26Und Gaal, der Sohn Ebeds, kam mit seinen Brüdern, und sie zogen durch Sichem; und die Bürger von Sichem vertrauten ihm.

27Und sie gingen aufs Feld hinaus und lasen ihre Weinberge und kelterten; und sie hielten ein Dankfest und gingen in das Haus ihres Gottes und aßen und tranken und fluchten dem Abimelech.

28Und Gaal, der Sohn Ebeds, sprach: Wer ist Abimelech und wer Sichem, daß wir ihm dienen sollten? Ist er nicht der Sohn Jerub-Baals, und Sebul sein Statthalter? Dienet den Männern Hemors, des Vaters von Sichem! Denn warum sollten wir ihm dienen?

29Hätte ich nur dieses Volk unter meiner Hand, so wollte ich Abimelech wegschaffen! Und er sprach von Abimelech: Mehre nur dein Heer und ziehe aus!

30Und Sebul, der Oberste der Stadt, hörte die Worte Gaals, des Sohnes Ebeds, und sein Zorn entbrannte;

31und er sandte Boten an Abimelech mit List und sprach: Siehe, Gaal, der Sohn Ebeds, und seine Brüder sind nach Sichem gekommen, und siehe, sie wiegeln die Stadt wider dich auf.

32Und nun, mache dich in der Nacht auf, du und das Volk, das bei dir ist, und lege dich in Hinterhalt auf dem Felde.

33Und es geschehe am Morgen, wenn die Sonne aufgeht, so mache dich früh auf und überfalle die Stadt; und siehe, wenn er und das Volk, das bei ihm ist, gegen dich hinausziehen, so tue ihm, wie deine Hand es finden wird.

34Und Abimelech und alles Volk, das mit ihm war, machten sich in der Nacht auf, und sie legten sich in vier Haufen gegen Sichem in Hinterhalt.

35Und Gaal, der Sohn Ebeds, ging hinaus und trat an den Eingang des Stadttores.

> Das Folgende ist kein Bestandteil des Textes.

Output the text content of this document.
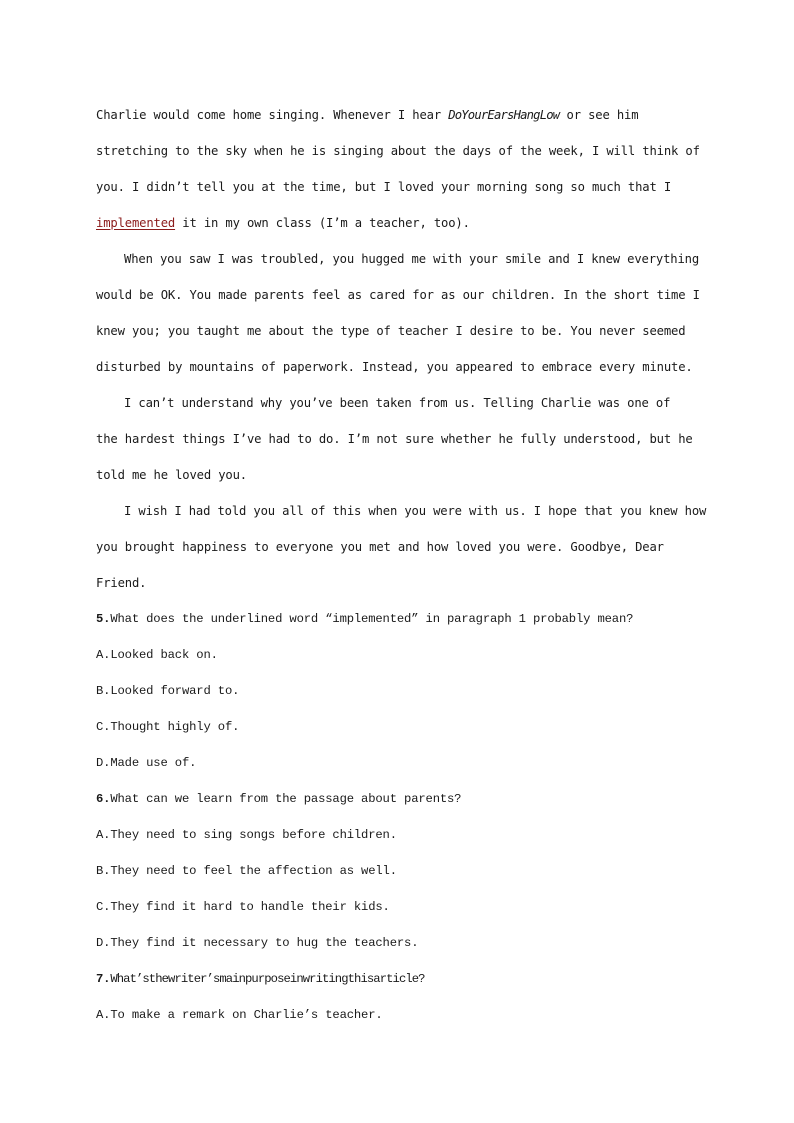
Charlie would come home singing. Whenever I hear DoYourEarsHangLow or see him
stretching to the sky when he is singing about the days of the week, I will think of
you. I didn’t tell you at the time, but I loved your morning song so much that I
implemented it in my own class (I’m a teacher, too).
When you saw I was troubled, you hugged me with your smile and I knew everything
would be OK. You made parents feel as cared for as our children. In the short time I
knew you; you taught me about the type of teacher I desire to be. You never seemed
disturbed by mountains of paperwork. Instead, you appeared to embrace every minute.
I can’t understand why you’ve been taken from us. Telling Charlie was one of
the hardest things I’ve had to do. I’m not sure whether he fully understood, but he
told me he loved you.
I wish I had told you all of this when you were with us. I hope that you knew how
you brought happiness to everyone you met and how loved you were. Goodbye, Dear
Friend.
5.What does the underlined word “implemented” in paragraph 1 probably mean?
A.Looked back on.
B.Looked forward to.
C.Thought highly of.
D.Made use of.
6.What can we learn from the passage about parents?
A.They need to sing songs before children.
B.They need to feel the affection as well.
C.They find it hard to handle their kids.
D.They find it necessary to hug the teachers.
7.What’sthewriter’smainpurposeinwritingthisarticle?
A.To make a remark on Charlie’s teacher.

Da machten sich Abimelech und das Volk, das bei ihm war, aus dem Hinterhalt auf.

36Und Gaal sah das Volk und sprach zu Sebul: Siehe, Volk kommt von den Gipfeln der Berge herab. Und Sebul sprach zu ihm: Den Schatten der Berge siehst du für Männer an.

37Und Gaal redete wiederum und sprach: Siehe, Volk kommt von der Höhe des Landes herab, und ein Haufe kommt des Weges nach Elon-Meonenim.

38Da sprach Sebul zu ihm: Wo ist nun dein Maul, da du sprachest: Wer ist Abimelech, daß wir ihm dienen sollten? Ist das nicht das Volk, welches du verachtet hast? Ziehe doch jetzt aus und streite wider ihn!

39Und Gaal zog aus vor den Bürgern von Sichem und stritt wider Abimelech.

40Und Abimelech jagte ihm nach, und er floh vor ihm; und es fielen viele Erschlagene bis an den Eingang des Tores.

41Und Abimelech blieb zu Aruma; und Sebul vertrieb Gaal und seine Brüder, so daß sie nicht mehr in Sichem blieben.

42Und es geschah am anderen Tage, da ging das Volk aufs Feld hinaus; und man berichtete es dem Abimelech.

43Und er nahm das Volk und teilte es in drei Haufen und legte sich in Hinterhalt auf dem Felde. Und er sah, und siehe, das Volk kam aus der Stadt heraus; und er erhob sich wider sie und schlug sie.

44Und Abimelech und die Haufen, die mit ihm waren, brachen hervor und stellten sich an den Eingang des Stadttores; und zwei der Haufen fielen über alle her, die auf dem Felde waren, und erschlugen sie.

45Und Abimelech stritt wider die Stadt jenen ganzen Tag; und er nahm die Stadt ein, und das Volk, das darin war, tötete er; und er riß die Stadt nieder und bestreute sie mit Salz.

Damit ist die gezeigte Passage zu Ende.